Niclas Hedhman wrote:
Rickard and I had a fruitful brainstorm sessions yesterday, and I
thought he would post information about the result.

I was in the process of posting it, but was awaiting responses from the DDD mailing list as I posted there first. Oh well.

So, what are we saying?
With a correct setup of Event (or Command) recording, it is possible
to restore the Entity Store state. If you use the suggested
event/command system, it is recommended that you consider the
EntityStore a "snapshot" of the current state, and the real state is
recorded as a sequence of events in the domain model. Hence, the
"snapshot" may be zapped, playback the event log and you will have the
EntityStore snapshot back with same values.

The essence here is that the data snapshot of your model is not the key value. Whenever you change the model, you would typically perform data migration, and sometimes this is possible, but in any non-trivial case it is simply not possible at all.

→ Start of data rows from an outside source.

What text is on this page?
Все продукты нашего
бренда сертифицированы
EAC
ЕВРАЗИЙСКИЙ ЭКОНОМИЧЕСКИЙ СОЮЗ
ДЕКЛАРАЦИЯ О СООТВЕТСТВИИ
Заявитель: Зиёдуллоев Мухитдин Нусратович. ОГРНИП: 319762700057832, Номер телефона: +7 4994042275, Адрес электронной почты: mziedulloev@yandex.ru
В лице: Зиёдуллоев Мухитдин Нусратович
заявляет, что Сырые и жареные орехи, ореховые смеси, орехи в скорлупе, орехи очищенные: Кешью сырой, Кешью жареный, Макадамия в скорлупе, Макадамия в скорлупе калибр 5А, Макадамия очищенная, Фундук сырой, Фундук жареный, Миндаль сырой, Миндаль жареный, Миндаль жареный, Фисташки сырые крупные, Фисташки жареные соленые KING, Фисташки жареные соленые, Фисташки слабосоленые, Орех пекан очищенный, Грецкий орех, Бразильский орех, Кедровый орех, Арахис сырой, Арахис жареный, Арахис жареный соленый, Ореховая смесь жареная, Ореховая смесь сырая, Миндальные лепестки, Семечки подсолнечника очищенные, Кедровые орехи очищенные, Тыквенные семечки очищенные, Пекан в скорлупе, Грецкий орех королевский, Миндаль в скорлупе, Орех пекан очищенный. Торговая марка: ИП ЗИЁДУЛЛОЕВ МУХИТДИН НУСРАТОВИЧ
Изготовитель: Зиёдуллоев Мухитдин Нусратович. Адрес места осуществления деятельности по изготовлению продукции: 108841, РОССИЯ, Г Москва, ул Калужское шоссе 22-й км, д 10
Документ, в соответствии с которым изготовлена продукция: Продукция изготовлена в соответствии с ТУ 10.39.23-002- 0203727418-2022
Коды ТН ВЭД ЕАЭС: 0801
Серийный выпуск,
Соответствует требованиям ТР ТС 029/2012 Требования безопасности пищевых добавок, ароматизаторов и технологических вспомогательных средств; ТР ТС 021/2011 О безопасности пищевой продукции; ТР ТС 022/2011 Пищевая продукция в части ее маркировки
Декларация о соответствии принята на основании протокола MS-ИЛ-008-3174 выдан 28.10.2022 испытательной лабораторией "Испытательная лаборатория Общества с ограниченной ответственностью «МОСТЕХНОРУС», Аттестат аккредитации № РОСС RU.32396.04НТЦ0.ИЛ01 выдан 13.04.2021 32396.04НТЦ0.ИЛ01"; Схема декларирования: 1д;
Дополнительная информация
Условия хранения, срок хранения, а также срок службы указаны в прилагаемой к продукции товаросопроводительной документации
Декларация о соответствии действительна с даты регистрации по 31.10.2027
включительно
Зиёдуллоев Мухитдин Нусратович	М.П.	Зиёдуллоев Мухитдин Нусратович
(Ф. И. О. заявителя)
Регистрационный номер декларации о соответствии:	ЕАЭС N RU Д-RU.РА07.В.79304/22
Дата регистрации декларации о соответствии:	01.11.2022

As an example, that I posted on the DDD list: if I have an Organization entity which I can call a command to do "newProject", then if the command succeeds it will result in the event "projectCreated(id:1234, org:5678)" to be created. In v1 of the model this might add the new Project to a ManyAssociation in the Organization, so that we can list Projects of an Organization. In v2 of the model we might introduce a backpointer from Project to Organization. In v3 of the model we might add a counter in the Organization of how many projects are available. And in v4 the counter might be split into one counter for active projects and another for completed projects.

All of these changes would be more or less impossible to do using traditional data migration (i.e. alter table-style), since they involve domain rules that have changed significantly. However, if we store the event "projectCreated(id:1234,org:5678)" then we can simply replay this against the model, and the v4 domain model will create the appropriate state that we need. All we had to do was throw away the database and replay the events. At no point do we have to be afraid of making "radical changes" or create "migration schemas" or somesuch. As long as the events can be consumed by the new model it will "just work".

This does require that event logs are stored from day one of the system, and can be replayed later on. This might involve a lot of data after a couple of years running. But, I think this can be handled through archival rules in many cases. So, instead of creating migration scripts we would create rules for filtering out what events we need to keep in order to be able to recreate the system. This should be a lot simpler than trying to make a generic data migration API that won't handle anything but the simplest cases anyway.

That's the general idea. Any thoughts on this?